Be firm and respectful with your words by using "I" statements rather than "you." Using "I" shows confidence and keeps the focus on you and your needs, while "you" can be interpreted as finger-pointing and threatening to the other person. For example, "I feel violated when you come to my house without warning or an invitation. My private space is important to me, and I appreciate you respecting it."
If an understanding can be reached, acknowledge that agreement together.
Other tips to consider about communicating boundaries:
Whichever method of communication you choose, it's helpful to practice beforehand with a trusted friend. Have a friend read your letter or practice the conversation with your friend until you feel comfortable and confident.
During your conversation, if the other side reacts with anger or withdraws, remember you are only responsible for yourself. If there's aggression, you have the right to stop the conversation and leave.
When you state your boundary, try to set aside negative emotions like blame or anger.
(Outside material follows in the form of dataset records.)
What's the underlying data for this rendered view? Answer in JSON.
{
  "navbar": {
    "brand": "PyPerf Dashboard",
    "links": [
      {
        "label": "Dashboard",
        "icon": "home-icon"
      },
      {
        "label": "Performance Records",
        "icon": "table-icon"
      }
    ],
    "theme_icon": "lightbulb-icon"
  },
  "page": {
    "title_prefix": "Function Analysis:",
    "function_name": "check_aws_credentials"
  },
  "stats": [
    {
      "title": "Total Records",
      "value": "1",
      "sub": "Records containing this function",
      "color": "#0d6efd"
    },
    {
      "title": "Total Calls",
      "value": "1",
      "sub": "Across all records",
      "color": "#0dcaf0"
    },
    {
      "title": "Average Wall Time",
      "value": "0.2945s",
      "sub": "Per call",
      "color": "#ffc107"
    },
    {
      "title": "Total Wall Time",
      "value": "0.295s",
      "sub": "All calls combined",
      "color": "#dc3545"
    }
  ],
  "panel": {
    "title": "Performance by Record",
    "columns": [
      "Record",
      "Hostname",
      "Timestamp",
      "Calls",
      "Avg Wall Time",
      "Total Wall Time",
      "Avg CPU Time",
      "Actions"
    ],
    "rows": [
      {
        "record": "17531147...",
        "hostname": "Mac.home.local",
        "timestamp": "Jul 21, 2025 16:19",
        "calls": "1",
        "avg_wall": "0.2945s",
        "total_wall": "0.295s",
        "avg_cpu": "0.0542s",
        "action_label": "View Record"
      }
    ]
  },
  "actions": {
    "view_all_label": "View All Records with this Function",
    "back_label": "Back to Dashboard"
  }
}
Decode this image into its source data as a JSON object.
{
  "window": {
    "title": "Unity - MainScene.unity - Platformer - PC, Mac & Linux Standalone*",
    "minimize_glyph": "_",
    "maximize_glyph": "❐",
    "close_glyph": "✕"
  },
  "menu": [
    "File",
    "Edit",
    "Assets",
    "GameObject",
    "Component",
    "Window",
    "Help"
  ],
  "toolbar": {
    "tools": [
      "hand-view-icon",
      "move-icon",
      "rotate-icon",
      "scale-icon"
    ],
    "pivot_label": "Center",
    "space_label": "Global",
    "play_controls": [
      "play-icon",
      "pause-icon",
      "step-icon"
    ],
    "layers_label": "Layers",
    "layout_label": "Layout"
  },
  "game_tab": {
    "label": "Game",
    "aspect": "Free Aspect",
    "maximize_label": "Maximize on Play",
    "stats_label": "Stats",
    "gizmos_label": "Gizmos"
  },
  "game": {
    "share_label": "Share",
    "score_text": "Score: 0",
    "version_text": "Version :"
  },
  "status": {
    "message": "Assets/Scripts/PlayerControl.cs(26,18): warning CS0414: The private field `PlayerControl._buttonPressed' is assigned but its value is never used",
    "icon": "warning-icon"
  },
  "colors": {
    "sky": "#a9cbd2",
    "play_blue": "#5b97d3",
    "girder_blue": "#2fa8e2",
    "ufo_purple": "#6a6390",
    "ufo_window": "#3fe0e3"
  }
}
Without over explaining, say why you need the boundary for your happiness and well-being. Let them know how honouring the boundary could benefit them as well.
Allow time for the other side to talk or reply to your request. Listen with openness and compassion.
Communicating your boundary takes courage. When you stand up for yourself, it can feel both frightening and empowering. Stay firm, calm, and steadfast.
If you successfully communicate your boundary and both parties are able to agree and respect each other, that's an achievement worth acknowledging, even celebrating! But when the other person reacts with defensiveness, disrespect, or anger, that doesn't necessarily mean defeat or that you should give up on setting your boundary.
What boundary do that you want to set?
Who do you need to communicate it to?
Write your boundary down in simple, direct language, so you can communicate it clearly to the other person.
Remember to use an "I" statement, such as:
I feel _________when ________ because___________________________________.
What I need is ________________________________________________________.
What will you do if your boundary is violated. Write down the consequences.
Decide if you will communicate to the other person face-to-face, by letter, or by phone call.
Write your letter or a script if you will be communicating verbally.